Yet another study has confirmed the growing consensus that toddlers watching T.V. is not a good idea. A Time.com blog post cites the following information from the study:
The results, the study authors say, were striking. Based on their analysis, each additional hour of TV that children watched at 29 months corresponded with a 7% decrease in classroom engagement, a 6% drop in math achievement, a 13% decrease in physical activity on weekends, a 10% increase in video-game playing and a 10% greater likelihood of getting teased, assaulted or insulted by classmates. The authors say the findings underscore the importance of limiting TV-viewing during the toddler years, which are a critical time for development.

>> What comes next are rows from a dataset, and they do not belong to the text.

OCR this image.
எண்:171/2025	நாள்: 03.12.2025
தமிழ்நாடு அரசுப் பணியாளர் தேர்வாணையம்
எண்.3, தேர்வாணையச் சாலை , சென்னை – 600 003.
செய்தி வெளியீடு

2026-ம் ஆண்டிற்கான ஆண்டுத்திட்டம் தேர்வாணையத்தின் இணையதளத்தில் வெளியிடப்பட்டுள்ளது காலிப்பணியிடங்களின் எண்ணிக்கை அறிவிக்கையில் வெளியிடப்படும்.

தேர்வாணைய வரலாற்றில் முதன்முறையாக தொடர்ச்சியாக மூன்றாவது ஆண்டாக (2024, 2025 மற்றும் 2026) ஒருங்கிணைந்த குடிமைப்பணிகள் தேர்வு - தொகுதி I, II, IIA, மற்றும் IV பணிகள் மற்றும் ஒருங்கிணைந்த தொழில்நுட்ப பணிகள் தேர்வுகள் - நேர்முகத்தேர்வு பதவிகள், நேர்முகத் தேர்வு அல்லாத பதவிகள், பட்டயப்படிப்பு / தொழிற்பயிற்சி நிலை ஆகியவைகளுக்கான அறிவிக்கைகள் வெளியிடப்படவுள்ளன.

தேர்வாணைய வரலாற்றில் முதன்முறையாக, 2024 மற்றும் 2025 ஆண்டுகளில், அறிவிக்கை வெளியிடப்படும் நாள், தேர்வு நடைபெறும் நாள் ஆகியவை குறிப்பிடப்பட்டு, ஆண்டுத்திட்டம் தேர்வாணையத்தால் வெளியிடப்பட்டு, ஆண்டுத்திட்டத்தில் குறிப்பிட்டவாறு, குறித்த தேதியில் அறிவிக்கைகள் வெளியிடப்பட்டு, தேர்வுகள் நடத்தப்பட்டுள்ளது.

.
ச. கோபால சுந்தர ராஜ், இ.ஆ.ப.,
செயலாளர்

On average, the study found, children were watching nearly 9 hours of TV per week at 29 months, and nearly 15 hours per week by 53 months. (Children with more educated mothers watched less; those from single-parent homes watched more.) The American Academy of Pediatrics (AAP) recommends that children under 2 watch no TV at all; children older than 2 should get no more than 1 to 2 hours of “quality programming” each day. Although the TV-watching habits of children in the current study were within or close to the limits set by the AAP, the data suggest the children still suffered negative consequences.
A comment on this posting seems to represent a common response; the comment notes, “As a father of a 3 year old who is obsessed with Dora, I can tell when enough is enough. Some days she gets no TV, other days, she may get 1 or two Doras. Otherwise – it’s outside with the dogs or we play a game.” But this father seems not to recognize from his rather self-satisfied belief in his parenting skills (which, I am sure are indeed excellent) that not all children are in a position to go outside to a nice yard to play with the family pet nor all parents able to spend an idyllic afternoon playing games with the little one.